The Sacrament of Marriage
The Crowning
During the crowning service, which is the climax of the wedding, the Priest, in several prayers and petitions, asks Almighty God to bless the marriage and to grant to the groom and bride a long and peaceful life, fidelity, mutual love and understanding, children, happiness and prosperity. At the end of the third prayer, the priest, who calls upon God "to join them into one mind and one flesh," unites the right hands of the groom and bride, an act in which depicts the unbreakable and everlasting unity of the couple.
The wedding crowns "stefana" (stefana) are signs of the glory and honor with which God crowns the couple during the sacrament. The stefana, joined with a ribbon signifying the unity of the couple, are held aloft by the priest as he blesses them. The crowns are placed on Niki and Chris and they become husband and wife, king and queen of their home, which they must rule with wisdom, integrity, justice and love. The koumbara exchanges the crowns on their heads three times as a witness to the sealing of the union.



The Common Cup

Following the crowning, St. Paul's Epistle to Ephesians is read, regarding the mystery and holiness of marriage and the responsibility of a husband and wife to each other. The Gospel is read, describing the marriage at Cana of Galilee that was attended and blessed by Christ. There He reserved his first miracle by converting water into wine and gave of it to the newlyweds. In remembrance of this blessing, the priest gives the husband and wife a cup of wine from which they each drink three times. Niki and Chris drink from the "Common Cup" of life, denoting the mutual sharing of joy and sorrow, the token of a life of harmony. Their joys will be doubled and their sorrows halved, because they will be shared.

The Ceremonial Walk: The Dance of Isaiah

The Priest then leads Niki and Chris in a circle around the table three times while hymns are chanted. The hymns remind the couple of the sacrificial love they are to have for each other in marriage. The Gospel book and Cross on the table, firmly place Jesus Christ at the center of their marriage. The circle represents eternity and the couple's oath to preserve their marriage forever. These are their first steps as a couple and the Church, embodied in the priest, leads them. As they walk, the Koumbara holds the crowns that are on the couple's heads. At the conclusion of the Ceremonial Walk, the priest removes the crowns from Niki and Chris and asks God to grant them a long, happy, and fruitful life together. He then separates their hands, reminding them that only God can separate them from one another.

It is interesting to note:

The right hands are used in putting on the rings. According to all Biblical knowledge we have, it is the right hand of God that blesses; it was to the right hand of the Father that Christ ascended; it is the right that those who will inherit eternal life will go. Thus, in the Sacrament of Marriage, the Church preserves the superiority of the right hand.

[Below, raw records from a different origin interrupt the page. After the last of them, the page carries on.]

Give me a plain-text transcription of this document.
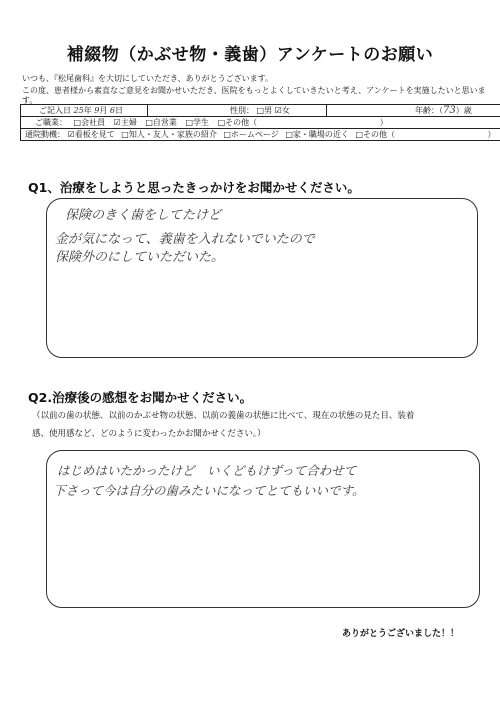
補綴物（かぶせ物・義歯）アンケートのお願い
いつも、『松尾歯科』を大切にしていただき、ありがとうございます。
この度、患者様から素直なご意見をお聞かせいただき、医院をもっとよくしていきたいと考え、アンケートを実施したいと思います。
ご記入日 25年 9月 6日	性別： □男 ☑女	年齢：（73）歳
ご職業： □会社員 ☑主婦 □自営業 □学生 □その他（	）
通院動機： ☑看板を見て □知人・友人・家族の紹介 □ホームページ □家・職場の近く □その他（	）
Q1、治療をしようと思ったきっかけをお聞かせください。
保険のきく歯をしてたけど
金が気になって、義歯を入れないでいたので
保険外のにしていただいた。
Q2.治療後の感想をお聞かせください。
（以前の歯の状態、以前のかぶせ物の状態、以前の義歯の状態に比べて、現在の状態の見た目、装着
感、使用感など、どのように変わったかお聞かせください。）
はじめはいたかったけど　いくどもけずって合わせて
下さって今は自分の歯みたいになってとてもいいです。
ありがとうございました！！
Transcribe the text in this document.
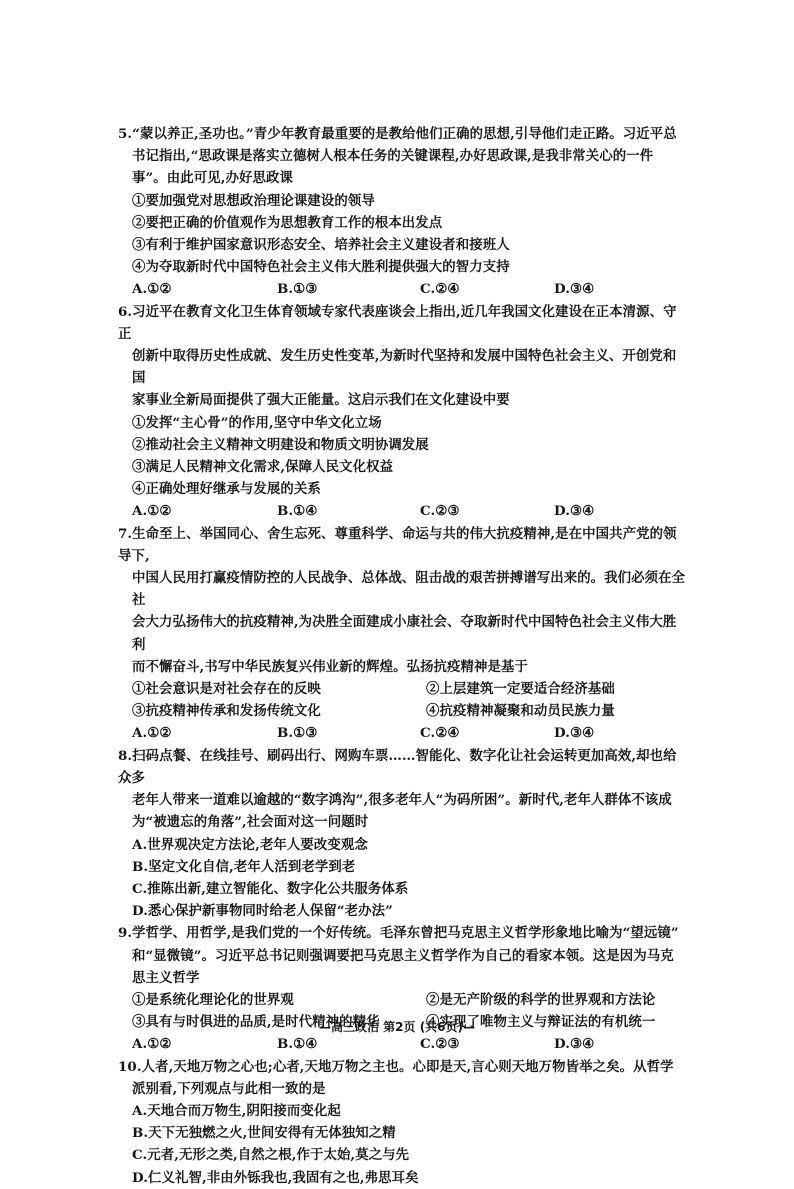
5.“蒙以养正,圣功也。”青少年教育最重要的是教给他们正确的思想,引导他们走正路。习近平总

书记指出,“思政课是落实立德树人根本任务的关键课程,办好思政课,是我非常关心的一件

事”。由此可见,办好思政课

①要加强党对思想政治理论课建设的领导

②要把正确的价值观作为思想教育工作的根本出发点

③有利于维护国家意识形态安全、培养社会主义建设者和接班人

④为夺取新时代中国特色社会主义伟大胜利提供强大的智力支持

A.①②	B.①③	C.②④	D.③④

6.习近平在教育文化卫生体育领域专家代表座谈会上指出,近几年我国文化建设在正本清源、守正

创新中取得历史性成就、发生历史性变革,为新时代坚持和发展中国特色社会主义、开创党和国

家事业全新局面提供了强大正能量。这启示我们在文化建设中要

①发挥“主心骨”的作用,坚守中华文化立场

②推动社会主义精神文明建设和物质文明协调发展

③满足人民精神文化需求,保障人民文化权益

④正确处理好继承与发展的关系

A.①②	B.①④	C.②③	D.③④

7.生命至上、举国同心、舍生忘死、尊重科学、命运与共的伟大抗疫精神,是在中国共产党的领导下,

中国人民用打赢疫情防控的人民战争、总体战、阻击战的艰苦拼搏谱写出来的。我们必须在全社

会大力弘扬伟大的抗疫精神,为决胜全面建成小康社会、夺取新时代中国特色社会主义伟大胜利

而不懈奋斗,书写中华民族复兴伟业新的辉煌。弘扬抗疫精神是基于

①社会意识是对社会存在的反映	②上层建筑一定要适合经济基础
③抗疫精神传承和发扬传统文化	④抗疫精神凝聚和动员民族力量
A.①②	B.①③	C.②④	D.③④

8.扫码点餐、在线挂号、刷码出行、网购车票……智能化、数字化让社会运转更加高效,却也给众多

老年人带来一道难以逾越的“数字鸿沟”,很多老年人“为码所困”。新时代,老年人群体不该成

为“被遗忘的角落”,社会面对这一问题时

A.世界观决定方法论,老年人要改变观念

B.坚定文化自信,老年人活到老学到老

C.推陈出新,建立智能化、数字化公共服务体系

D.悉心保护新事物同时给老人保留“老办法”

9.学哲学、用哲学,是我们党的一个好传统。毛泽东曾把马克思主义哲学形象地比喻为“望远镜”

和“显微镜”。习近平总书记则强调要把马克思主义哲学作为自己的看家本领。这是因为马克

思主义哲学

①是系统化理论化的世界观	②是无产阶级的科学的世界观和方法论
③具有与时俱进的品质,是时代精神的精华	④实现了唯物主义与辩证法的有机统一
A.①②	B.①④	C.②③	D.③④

10.人者,天地万物之心也;心者,天地万物之主也。心即是天,言心则天地万物皆举之矣。从哲学

派别看,下列观点与此相一致的是

A.天地合而万物生,阴阳接而变化起

B.天下无独燃之火,世间安得有无体独知之精

C.元者,无形之类,自然之根,作于太始,莫之与先

D.仁义礼智,非由外铄我也,我固有之也,弗思耳矣

—高三政治 第2页 (共6页)—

Koufeta is a Greek word of Latin origin for Jordan Almonds (bitter-sweet sugar coated almonds). In the early days of the Church, koufeta were distributed to the newlyweds to symbolize the bitterness and sweetness of the married life. The tradition of the koufeta is being carried for over 2000 years and its meaning is shaped according to the culture where the wedding takes place. In the Greek culture, an odd number of white koufeta are given to the guests. The white symbolizes purity, the egg shape fertility and love with no boundaries. The odd-prime number of koufeta is indivisible, and it symbolizes the inseparable bond between the husband and wife.

The Bride and Groom are given white candles to hold throughout the service. The lighted candles symbolize their beliefs in Jesus Christ, the light of the world, and the purity of their lives, which should shine with the light of virtue.



We would like to thank each and every one of you for sharing our special day with us. We would especially like to thank our parents for all of the love and support they have given us throughout our lives. Your love and support means the world to us, not only today but also in the days to come.